Naomi Mitchison was a prolific novelist, poet and playwright whose body of work spans an entire century, encompassing an array of genres and formats, including children’s literature, feminist science fiction and a semiautobiographical play. Her work was ahead of its time, exploring themes of self-determinism and equality across gender, race and class. She worked as a farmer and fisherwoman, skippering her fishing boat, the Maid of Morvern, and wrote extensively about her experience of living and working within a small fishing community. The workshop will take place within the historical setting of The Briggait, which served as Glasgow’s largest fish market for over 100 years. Within the context of this setting, Rhona Taylor will encourage creative responses to themes prevalent within Mitchison’s life and work and consider her connection to the coastal fishing communities in which she lived.
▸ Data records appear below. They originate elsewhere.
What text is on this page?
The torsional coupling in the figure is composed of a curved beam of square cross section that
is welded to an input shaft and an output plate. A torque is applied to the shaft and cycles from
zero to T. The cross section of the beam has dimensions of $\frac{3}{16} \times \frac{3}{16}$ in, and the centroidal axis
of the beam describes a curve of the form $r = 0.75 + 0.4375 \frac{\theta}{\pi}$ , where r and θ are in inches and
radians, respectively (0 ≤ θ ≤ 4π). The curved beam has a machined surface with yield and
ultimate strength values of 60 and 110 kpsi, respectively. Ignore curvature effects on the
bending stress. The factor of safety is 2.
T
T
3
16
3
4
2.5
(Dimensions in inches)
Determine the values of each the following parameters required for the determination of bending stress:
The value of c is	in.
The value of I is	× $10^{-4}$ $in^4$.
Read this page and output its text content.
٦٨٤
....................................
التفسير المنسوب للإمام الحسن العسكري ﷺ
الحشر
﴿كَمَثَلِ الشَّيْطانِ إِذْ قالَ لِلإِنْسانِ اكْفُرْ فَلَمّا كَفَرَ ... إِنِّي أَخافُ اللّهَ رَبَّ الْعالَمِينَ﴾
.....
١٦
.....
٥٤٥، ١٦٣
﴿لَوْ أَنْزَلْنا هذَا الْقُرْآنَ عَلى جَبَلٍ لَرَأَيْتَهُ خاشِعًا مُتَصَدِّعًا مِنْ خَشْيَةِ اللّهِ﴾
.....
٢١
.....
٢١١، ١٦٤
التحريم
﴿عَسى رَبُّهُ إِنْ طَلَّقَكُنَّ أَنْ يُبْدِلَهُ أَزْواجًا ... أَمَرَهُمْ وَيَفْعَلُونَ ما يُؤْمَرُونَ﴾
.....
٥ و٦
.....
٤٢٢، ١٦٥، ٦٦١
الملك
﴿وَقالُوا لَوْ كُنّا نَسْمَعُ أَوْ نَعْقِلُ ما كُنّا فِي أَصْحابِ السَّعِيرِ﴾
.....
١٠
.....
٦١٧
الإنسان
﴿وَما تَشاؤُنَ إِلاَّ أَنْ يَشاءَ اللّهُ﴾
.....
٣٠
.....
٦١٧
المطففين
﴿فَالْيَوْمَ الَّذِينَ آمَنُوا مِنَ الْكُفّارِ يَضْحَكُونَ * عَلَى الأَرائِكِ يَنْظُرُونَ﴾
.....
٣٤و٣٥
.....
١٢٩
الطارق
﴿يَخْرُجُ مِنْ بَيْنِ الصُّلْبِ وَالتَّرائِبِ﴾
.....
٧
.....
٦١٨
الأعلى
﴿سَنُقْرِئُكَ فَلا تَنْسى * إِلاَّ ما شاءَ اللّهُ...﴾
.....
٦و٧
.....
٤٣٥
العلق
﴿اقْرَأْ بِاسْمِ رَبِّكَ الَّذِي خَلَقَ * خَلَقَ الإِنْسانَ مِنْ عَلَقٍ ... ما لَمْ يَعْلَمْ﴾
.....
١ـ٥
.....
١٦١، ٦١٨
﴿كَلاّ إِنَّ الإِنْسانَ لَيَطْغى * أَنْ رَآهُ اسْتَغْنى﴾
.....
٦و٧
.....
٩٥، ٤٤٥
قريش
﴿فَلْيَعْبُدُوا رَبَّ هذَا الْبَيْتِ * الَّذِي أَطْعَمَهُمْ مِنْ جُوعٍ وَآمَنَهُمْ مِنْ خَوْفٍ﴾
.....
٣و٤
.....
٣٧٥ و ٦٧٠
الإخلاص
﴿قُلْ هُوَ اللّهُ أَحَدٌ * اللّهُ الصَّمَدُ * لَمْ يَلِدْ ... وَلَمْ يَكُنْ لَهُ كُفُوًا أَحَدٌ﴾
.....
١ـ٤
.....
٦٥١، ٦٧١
Rhona Taylor is a multi-disciplinary artist whose work includes installations, painting, printmaking, photography and sculpture. Before studying painting at Edinburgh College of Art, she worked for several years as a newspaper journalist, and her artwork is strongly rooted in stories and storytelling. She makes work in response to particular places, often in areas that are perceived as remote or isolated, and the people that live and work there. She’s particularly drawn to the sea, coast, islands and the extreme reaches of land, and researching how those places influence and affect notions of identity.